B-mama, I think that you make a great point about awareness of the elderly's needs for affection and respect, and what is likely a very common feeling of their being slighted by the presence of children. It is a tightrope that we walk daily in our home, where our 6-month-old cohabitates with his 94-year-old great-grandfather. Whenever normally cheerful great-grandfather begins expressing gratuitous negativity--especially towards the baby--we have come to learn that he often is looking for some of the attention and affection that is so amply and easily focused on his great-grandson.

Julia A said...

This is straying a little from the point, but my life as a mom during mass became infinitely easier when I realized that the best response to a disapproving matron who was shooting daggers at me (and my child) with her eyes was a feeble smile and the line, "Would you pray for us right now?"

Somehow it helps all of us -- the tight-lipped ladies included -- get back on track as to why we're there.

Mary Alice said...

Julia, what a great response!

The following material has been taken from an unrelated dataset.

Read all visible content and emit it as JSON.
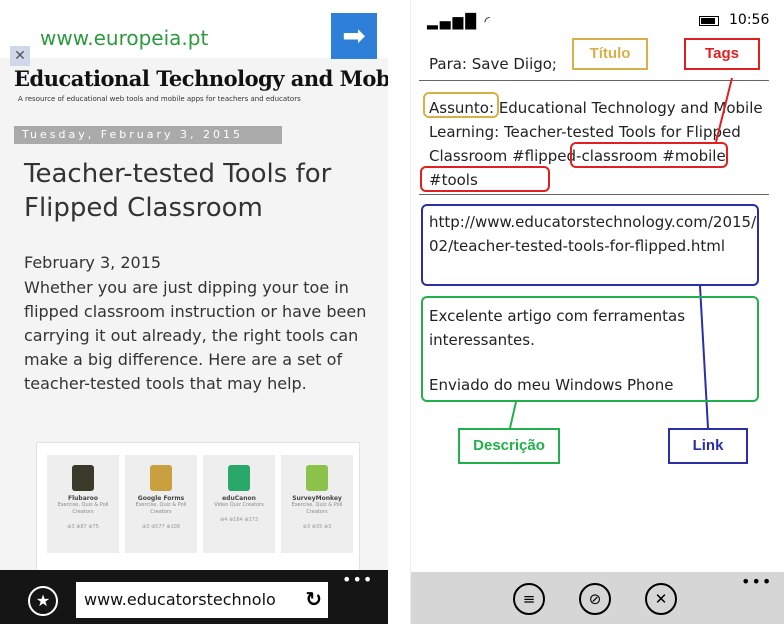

It helps to have something to say. My husband has taken to saying "thank you" to any and all comments about our family size -- wow, you have your hands full -- thank you -- gosh, I hope you have a large income -- thank you -- the person is never offended by the response, and it keeps us from getting flustered trying to come up with one line to justify our worldview.

Praying for mass behavior really seems to help, I do this immediately on kneeling in the church, I ask the guardian angels to be with us. I know that in addition to helping them behave, I need help to keep my cool and not get too flustered if the kids misbehave.

I do think that there is an age -- 15 months until about 3 -- when kids have a very difficult time keeping still and quiet for on hour. Books, toys, or food at mass all seem to make it worse for us, there is more to drop, fight over or talk about! We just have to try to keep them quiet as long as possible and then be prepared to stand in the back or a cry room for some part of the time.

We have just re-entered that zone, Leo is shouting "hi" to everyone around him in mass -- cute for the first 15 seconds, but gets old fast!

In addition to respect for those around us, I try to keep in mind respect for the priest, as sympathetic as they might (hopefully) be, it must be very distracting to have lots of noise or wandering tots.

Catherine said...

Thanks for this post! We certainly can't control other's actions, only our own responses!